A new paper entitled Apparent propagator anisotropy from single‐shell diffusion MRI acquisitions has been published in Magnetic Resonance in medicine. The work is written by members of the LPI (Santiago Aja-Fernández, Antonio Tristán-Vega) in collaboration with CUBRIC, University of Cardiff, UK (D.K. Jones). In the work, we propose a method to effectively calculate apparent Propagator Anisotropy (APA) from single shell diffusion MRI. The method avoids the calculation of the whole EAP by assuming the diffusion anisotropy is roughly independent from the radial direction. With such an assumption we achieve closed-form expressions for the measures using information from one single shell. At the same time, the closed forms provided make the method computationally efficient and robust.

Methods are implemented in MATLAB and they can be downloaded from www.lpi.tel.uva.es/AMURA

Abstract:

Purpose: The apparent propagator anisotropy (APA) is a new diffusion MRI metric that, while drawing on the benefits of the ensemble averaged propagator anisotropy (PA) compared to the fractional anisotropy (FA), can be estimated from single‐shell data.

Theory and Methods: Computation of the full PA requires acquisition of large datasets with many diffusion directions and different b‐values, and results in extremely long processing times. This has hindered adoption of the PA by the community, despite evidence that it provides meaningful information beyond the FA. Calculation of the complete propagator can be avoided under the hypothesis that a similar sensitivity/specificity may be achieved from apparent measurements at a given shell. Assuming that diffusion anisotropy (DiA) is nondependent on the b‐value, a closed‐form expression using information from one single shell (ie, b‐value) is reported.

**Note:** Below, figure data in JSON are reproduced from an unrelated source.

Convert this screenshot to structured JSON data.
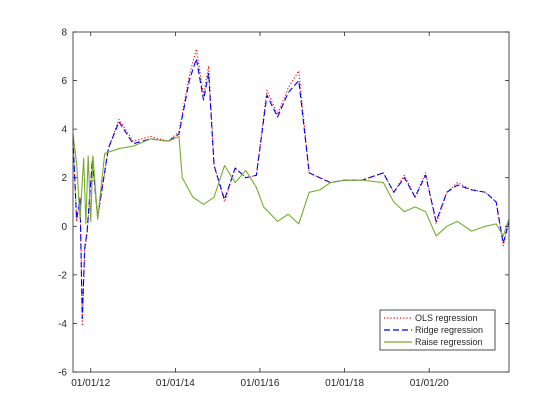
{
  "chart_data": {
    "type": "line",
    "title": "",
    "xlabel": "",
    "ylabel": "",
    "xlim": [
      "2011-08-01",
      "2021-11-20"
    ],
    "ylim": [
      -6,
      8
    ],
    "yticks": [
      -6,
      -4,
      -2,
      0,
      2,
      4,
      6,
      8
    ],
    "xticks": [
      {
        "date": "2012-01-01",
        "label": "01/01/12"
      },
      {
        "date": "2014-01-01",
        "label": "01/01/14"
      },
      {
        "date": "2016-01-01",
        "label": "01/01/16"
      },
      {
        "date": "2018-01-01",
        "label": "01/01/18"
      },
      {
        "date": "2020-01-01",
        "label": "01/01/20"
      }
    ],
    "grid": false,
    "legend_position": "bottom-right",
    "series": [
      {
        "name": "OLS regression",
        "color": "#ff0000",
        "style": "dotted",
        "points": [
          [
            "2011-08-01",
            3.6
          ],
          [
            "2011-09-01",
            0.2
          ],
          [
            "2011-10-01",
            1.2
          ],
          [
            "2011-10-20",
            -4.1
          ],
          [
            "2011-11-10",
            -1.0
          ],
          [
            "2011-12-01",
            -0.3
          ],
          [
            "2012-01-15",
            2.8
          ],
          [
            "2012-03-01",
            0.3
          ],
          [
            "2012-06-01",
            3.2
          ],
          [
            "2012-09-01",
            4.4
          ],
          [
            "2013-01-01",
            3.5
          ],
          [
            "2013-06-01",
            3.7
          ],
          [
            "2013-11-01",
            3.5
          ],
          [
            "2014-02-01",
            3.9
          ],
          [
            "2014-05-01",
            6.2
          ],
          [
            "2014-07-01",
            7.3
          ],
          [
            "2014-09-01",
            5.4
          ],
          [
            "2014-10-15",
            6.6
          ],
          [
            "2014-12-01",
            2.5
          ],
          [
            "2015-03-01",
            1.0
          ],
          [
            "2015-06-01",
            2.4
          ],
          [
            "2015-09-01",
            2.0
          ],
          [
            "2015-12-01",
            2.1
          ],
          [
            "2016-03-01",
            5.6
          ],
          [
            "2016-06-01",
            4.6
          ],
          [
            "2016-09-01",
            5.7
          ],
          [
            "2016-12-01",
            6.4
          ],
          [
            "2017-03-01",
            2.2
          ],
          [
            "2017-06-01",
            2.0
          ],
          [
            "2017-09-01",
            1.8
          ],
          [
            "2018-01-01",
            1.9
          ],
          [
            "2018-06-01",
            1.9
          ],
          [
            "2018-12-01",
            2.2
          ],
          [
            "2019-03-01",
            1.4
          ],
          [
            "2019-06-01",
            2.1
          ],
          [
            "2019-09-01",
            1.2
          ],
          [
            "2019-12-01",
            2.2
          ],
          [
            "2020-03-01",
            0.1
          ],
          [
            "2020-06-01",
            1.4
          ],
          [
            "2020-09-01",
            1.8
          ],
          [
            "2021-01-01",
            1.5
          ],
          [
            "2021-05-01",
            1.4
          ],
          [
            "2021-08-01",
            1.0
          ],
          [
            "2021-10-01",
            -0.8
          ],
          [
            "2021-11-20",
            0.2
          ]
        ]
      },
      {
        "name": "Ridge regression",
        "color": "#0000ff",
        "style": "dashed",
        "points": [
          [
            "2011-08-01",
            3.6
          ],
          [
            "2011-09-01",
            0.3
          ],
          [
            "2011-10-01",
            1.1
          ],
          [
            "2011-10-20",
            -3.8
          ],
          [
            "2011-11-10",
            -0.9
          ],
          [
            "2011-12-01",
            -0.2
          ],
          [
            "2012-01-15",
            2.7
          ],
          [
            "2012-03-01",
            0.4
          ],
          [
            "2012-06-01",
            3.2
          ],
          [
            "2012-09-01",
            4.3
          ],
          [
            "2013-01-01",
            3.4
          ],
          [
            "2013-06-01",
            3.6
          ],
          [
            "2013-11-01",
            3.5
          ],
          [
            "2014-02-01",
            3.8
          ],
          [
            "2014-05-01",
            6.0
          ],
          [
            "2014-07-01",
            6.9
          ],
          [
            "2014-09-01",
            5.2
          ],
          [
            "2014-10-15",
            6.3
          ],
          [
            "2014-12-01",
            2.5
          ],
          [
            "2015-03-01",
            1.1
          ],
          [
            "2015-06-01",
            2.4
          ],
          [
            "2015-09-01",
            2.0
          ],
          [
            "2015-12-01",
            2.1
          ],
          [
            "2016-03-01",
            5.4
          ],
          [
            "2016-06-01",
            4.5
          ],
          [
            "2016-09-01",
            5.5
          ],
          [
            "2016-12-01",
            6.0
          ],
          [
            "2017-03-01",
            2.2
          ],
          [
            "2017-06-01",
            2.0
          ],
          [
            "2017-09-01",
            1.8
          ],
          [
            "2018-01-01",
            1.9
          ],
          [
            "2018-06-01",
            1.9
          ],
          [
            "2018-12-01",
            2.2
          ],
          [
            "2019-03-01",
            1.4
          ],
          [
            "2019-06-01",
            2.0
          ],
          [
            "2019-09-01",
            1.2
          ],
          [
            "2019-12-01",
            2.1
          ],
          [
            "2020-03-01",
            0.2
          ],
          [
            "2020-06-01",
            1.4
          ],
          [
            "2020-09-01",
            1.7
          ],
          [
            "2021-01-01",
            1.5
          ],
          [
            "2021-05-01",
            1.4
          ],
          [
            "2021-08-01",
            1.0
          ],
          [
            "2021-10-01",
            -0.7
          ],
          [
            "2021-11-20",
            0.2
          ]
        ]
      },
      {
        "name": "Raise regression",
        "color": "#77ac30",
        "style": "solid",
        "points": [
          [
            "2011-08-01",
            3.8
          ],
          [
            "2011-09-01",
            2.6
          ],
          [
            "2011-10-01",
            0.3
          ],
          [
            "2011-11-01",
            2.8
          ],
          [
            "2011-11-20",
            0.1
          ],
          [
            "2011-12-10",
            2.9
          ],
          [
            "2012-01-01",
            0.2
          ],
          [
            "2012-01-20",
            2.9
          ],
          [
            "2012-03-01",
            0.3
          ],
          [
            "2012-05-01",
            3.0
          ],
          [
            "2012-09-01",
            3.2
          ],
          [
            "2013-01-01",
            3.3
          ],
          [
            "2013-06-01",
            3.6
          ],
          [
            "2013-11-01",
            3.5
          ],
          [
            "2014-02-01",
            3.7
          ],
          [
            "2014-03-01",
            2.0
          ],
          [
            "2014-06-01",
            1.2
          ],
          [
            "2014-09-01",
            0.9
          ],
          [
            "2014-12-01",
            1.2
          ],
          [
            "2015-03-01",
            2.5
          ],
          [
            "2015-06-01",
            1.8
          ],
          [
            "2015-09-01",
            2.3
          ],
          [
            "2015-12-01",
            1.6
          ],
          [
            "2016-02-01",
            0.8
          ],
          [
            "2016-06-01",
            0.2
          ],
          [
            "2016-09-01",
            0.5
          ],
          [
            "2016-12-01",
            0.1
          ],
          [
            "2017-03-01",
            1.4
          ],
          [
            "2017-06-01",
            1.5
          ],
          [
            "2017-09-01",
            1.8
          ],
          [
            "2018-01-01",
            1.9
          ],
          [
            "2018-06-01",
            1.9
          ],
          [
            "2018-12-01",
            1.8
          ],
          [
            "2019-03-01",
            1.0
          ],
          [
            "2019-06-01",
            0.6
          ],
          [
            "2019-09-01",
            0.8
          ],
          [
            "2019-12-01",
            0.6
          ],
          [
            "2020-03-01",
            -0.4
          ],
          [
            "2020-06-01",
            0.0
          ],
          [
            "2020-09-01",
            0.2
          ],
          [
            "2021-01-01",
            -0.2
          ],
          [
            "2021-05-01",
            0.0
          ],
          [
            "2021-08-01",
            0.1
          ],
          [
            "2021-10-01",
            -0.4
          ],
          [
            "2021-11-20",
            0.3
          ]
        ]
      }
    ]
  }
}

Results: Publicly available databases with healthy and diseased subjects are used to compare the APA against other anisotropy measures. The structural information provided by the APA correlates with that provided by the PA for healthy subjects, while it also reveals statistically relevant differences in white matter regions for two pathologies, with a higher reliability than the FA. Additionally, APA has a computational complexity similar to the FA, with processing‐times several orders of magnitude below the PA.

Conclusions: The APA can extract more relevant white matter information than the FA, without any additional demands on data acquisition. This makes APA an attractive option for adoption into existing diffusion MRI analysis pipelines.